I wanted to see if this was something else that FAN wanted to weigh in on also. Currently, restaurants and other businesses aren’t allowed to use available street metered parking spaces to count towards the minimum parking that they need for city parking requirements making is hard for businesses to meet parking requirements in central Austin areas. There was a resolution that was originally proposed by Chris Riley that would allow this and the City Council passed on first reading. It was on the agenda for the August 5 City Council Mobility Committee (http://www.austintexas.gov/edims/document.cfm?id=235465), but hasn’t gone anywhere since then. Maybe FAN could bring attention to the resolution again and try to bring it back up for discussion.
One example of a business that would benefit from this change is Casa de Luz. I’ve included an Austin Monitor article about their situation below. They originally leased their required parking from next door businesses to meet their parking requirements, but those lots were later developed into condos/residential uses and they then lost their leases on the spaces.

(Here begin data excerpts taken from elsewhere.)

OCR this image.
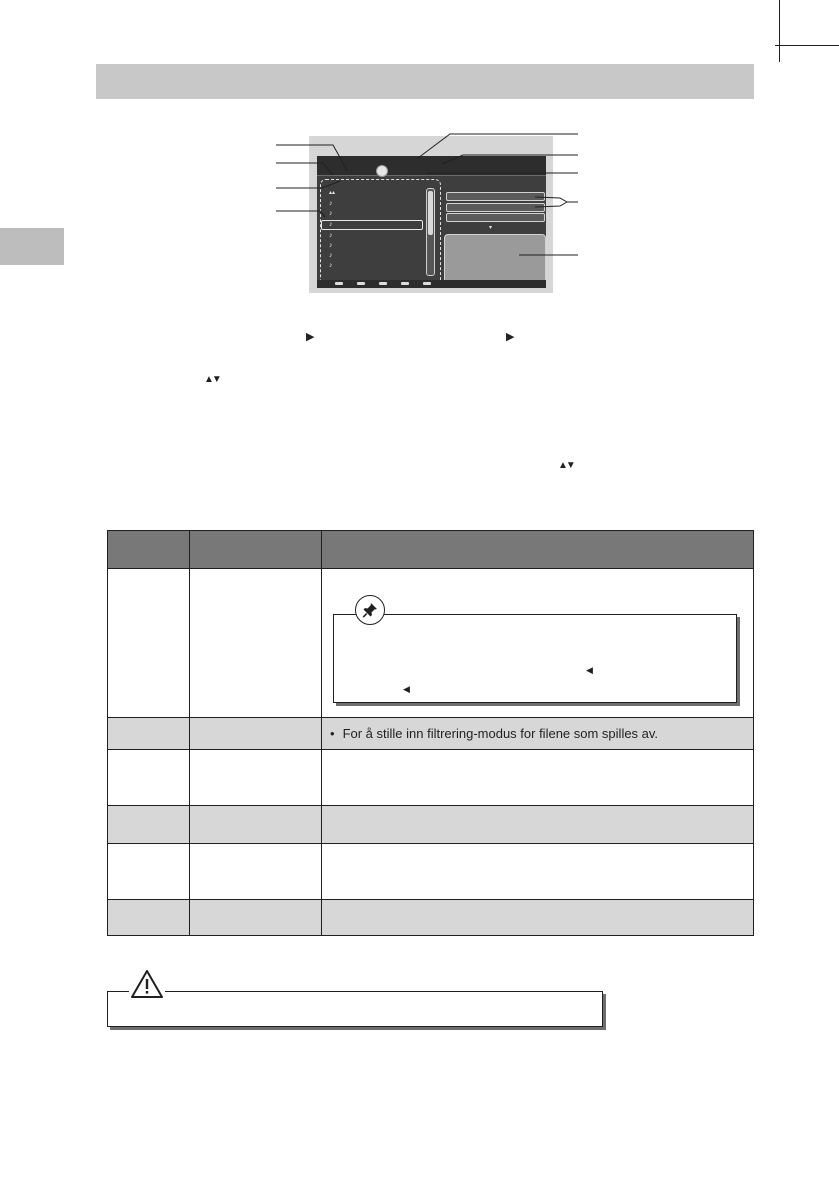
▴▴
♪
♪
♪
♪
♪
♪
♪
▾
▶	▶
▲▼
▲▼

		• For å stille inn filtrering-modus for filene som spilles av.

◀
◀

Now, since they no longer have those parking spaces, the city is threatening to shut them down. The city gave them two options, they could pave over most of their lot to make room for more parking, which includes gardens and grounds for children that go to the school on the front of the lot or install a fire sprinkler system. However, they aren’t allowed to get a permit for the sprinkler system without the required parking, so they only really have one option currently, which is pave over most of their lot for parking. The street already has metered parking that their customers use that drive. A lot of their customers walk or bike there already though.
I think reduced parking minimums in most situations city wide fits in with FANs vision of allowing “diverse, abundant, and affordable choice of housing options.” Walkable restaurants like Casa de Luz allow for “complete communities, with families and people of all ages and socio-economic backgrounds, and with a variety of employment, goods, services, and transit accessible to all residents.”